To support her position, the appellee relies on Hersl v. Fire & Police Emples. Ret. Sys., 188 Md.App. 249, 981 A.2d 747 (2009), where we reversed the decision of the Circuit Court for Baltimore City and remanded for entry of an order awarding the appellant a line-of-duty pension. Hersl is distinguishable from the instant case. In Hersl, two doctors knew of a fireman's pre-existing heart condition and each independently concluded that he was permanently disabled from performing the duties of a firefighter based on line-of-duty injuries rather than the heart condition. Id. at 264, 981 A.2d 747. Furthermore, the hearing examiner's conclusion was predicated on an error of law whereby the examiner substituted his opinion for that of the doctor as to the permanency of the line-of-duty injuries suffered by the firefighter. Here, unlike in Hersl, the hearing examiner's conclusion is supported by substantial evidence in the form of Dr.

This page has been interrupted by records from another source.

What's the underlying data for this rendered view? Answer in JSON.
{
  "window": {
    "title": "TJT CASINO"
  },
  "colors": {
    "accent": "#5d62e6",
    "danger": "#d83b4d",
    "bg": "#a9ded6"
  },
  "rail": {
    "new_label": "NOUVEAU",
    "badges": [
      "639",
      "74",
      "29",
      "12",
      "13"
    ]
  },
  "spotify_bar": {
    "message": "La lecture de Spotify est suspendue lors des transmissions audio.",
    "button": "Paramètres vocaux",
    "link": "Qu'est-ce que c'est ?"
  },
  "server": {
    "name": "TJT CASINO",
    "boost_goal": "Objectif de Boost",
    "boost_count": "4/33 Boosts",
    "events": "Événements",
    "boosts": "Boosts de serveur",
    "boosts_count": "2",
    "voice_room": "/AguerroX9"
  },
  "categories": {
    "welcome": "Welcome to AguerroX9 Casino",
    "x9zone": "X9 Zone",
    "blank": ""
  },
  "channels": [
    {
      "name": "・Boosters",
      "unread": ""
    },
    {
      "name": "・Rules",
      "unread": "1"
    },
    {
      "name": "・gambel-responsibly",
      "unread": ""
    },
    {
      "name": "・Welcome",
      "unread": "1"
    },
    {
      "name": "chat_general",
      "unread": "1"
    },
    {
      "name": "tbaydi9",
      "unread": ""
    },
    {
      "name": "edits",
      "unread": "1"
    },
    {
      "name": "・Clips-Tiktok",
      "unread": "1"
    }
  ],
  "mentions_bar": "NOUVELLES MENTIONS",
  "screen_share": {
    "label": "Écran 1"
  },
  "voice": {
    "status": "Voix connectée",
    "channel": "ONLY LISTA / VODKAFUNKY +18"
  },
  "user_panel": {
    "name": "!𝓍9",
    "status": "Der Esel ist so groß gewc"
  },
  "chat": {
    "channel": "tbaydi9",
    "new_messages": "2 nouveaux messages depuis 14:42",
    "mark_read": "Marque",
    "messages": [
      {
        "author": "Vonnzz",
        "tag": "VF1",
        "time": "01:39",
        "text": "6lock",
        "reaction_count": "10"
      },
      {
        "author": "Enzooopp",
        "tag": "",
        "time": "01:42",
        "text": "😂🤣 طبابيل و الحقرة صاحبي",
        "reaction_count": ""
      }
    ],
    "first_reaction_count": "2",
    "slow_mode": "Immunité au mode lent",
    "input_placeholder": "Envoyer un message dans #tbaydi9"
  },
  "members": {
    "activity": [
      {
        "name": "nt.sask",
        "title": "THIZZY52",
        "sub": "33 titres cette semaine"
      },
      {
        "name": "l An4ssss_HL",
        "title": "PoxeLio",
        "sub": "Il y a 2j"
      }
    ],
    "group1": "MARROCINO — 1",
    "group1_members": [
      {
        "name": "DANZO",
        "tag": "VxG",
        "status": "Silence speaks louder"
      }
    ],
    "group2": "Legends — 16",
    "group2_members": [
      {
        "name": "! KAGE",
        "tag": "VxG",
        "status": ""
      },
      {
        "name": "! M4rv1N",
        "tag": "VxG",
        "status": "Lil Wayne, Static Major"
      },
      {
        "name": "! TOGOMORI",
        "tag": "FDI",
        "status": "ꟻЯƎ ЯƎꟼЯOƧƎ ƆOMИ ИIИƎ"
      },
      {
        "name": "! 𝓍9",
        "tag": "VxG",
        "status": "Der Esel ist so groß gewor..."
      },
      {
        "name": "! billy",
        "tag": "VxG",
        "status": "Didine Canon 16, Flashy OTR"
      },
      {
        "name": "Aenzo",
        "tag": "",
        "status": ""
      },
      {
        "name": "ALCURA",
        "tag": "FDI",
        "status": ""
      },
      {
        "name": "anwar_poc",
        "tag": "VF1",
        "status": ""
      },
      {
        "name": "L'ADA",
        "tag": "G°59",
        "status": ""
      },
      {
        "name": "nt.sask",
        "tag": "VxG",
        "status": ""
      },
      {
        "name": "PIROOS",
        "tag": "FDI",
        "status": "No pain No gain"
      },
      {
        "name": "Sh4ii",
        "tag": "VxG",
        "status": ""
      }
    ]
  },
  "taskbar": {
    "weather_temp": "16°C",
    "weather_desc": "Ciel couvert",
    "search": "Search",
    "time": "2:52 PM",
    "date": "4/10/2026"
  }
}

Zamani's expert opinion, which constitutes evidence that the injuries sustained on July 4, 2006, were not permanent, despite other medical evidence to the contrary.

We dealt with a similar split in expert opinions in Terranova v. Board of Trustees, 81 Md.App. 1, 566 A.2d 497 (1989). The appellant cites to this case to support its argument that the opinion of one doctor, even if it differs from several other doctors, is enough to sustain an administrative decision. In Terranova, we held that "the fact that the opinions of three doctors go one way and the opinion of a fourth doctor another does not make the report of that fourth insubstantial." Id. at 11-12, 566 A.2d 497. The contrarian opinion of the fourth doctor was especially substantial in Terranova because the credibility of the respective physicians played an important role in the panel's decision. In preferring Dr. Zamani's report here, the hearing examiner shows that she found it more credible and that she viewed it as substantial.

We are not permitted to disturb the hearing examiner's assessment of credibility unless that assessment is arbitrary, illegal, capricious or discriminatory. The hearing examiner's decision is none of the above. The hearing examiner found that the appellee was completely discharged from the hospital's care in September 2006 with full range of motion and no complaints as a result of the accident. The doctor suggested that she continue with her home exercises and stretches after she was discharged in September 2006, but no further follow up was required. The appellee did not undergo formal medical treatment from September 2006 until March 2007. These factual findings were used to buttress the ultimate conclusion by the hearing examiner that the recurrence of pain in 2007 was not attributable to the incident on July 4. The inferences drawn by the hearing examiner are supported by a fair reading of the record. Therefore, we reverse the decision of the circuit court and remand the case to that court for the entry of judgment in favor of the appellant.



[1] Baltimore County's statutory framework for accidental disability retirement benefits in Eberle was nearly identical to Baltimore City's. Id. at 169, 652 A.2d 1175. These benefits were available to a member who is "totally and permanently incapacitated for duty as the natural and proximate result of an accident occurring while in the actual performance of duty at some definite time and place, without willful negligence on his part[.]" Id. This language, in turn, is practically the same as that of 34(e-1)(1) of Article 22 of the Baltimore City Code, which addresses line-of-duty disability benefits for fire and police employees.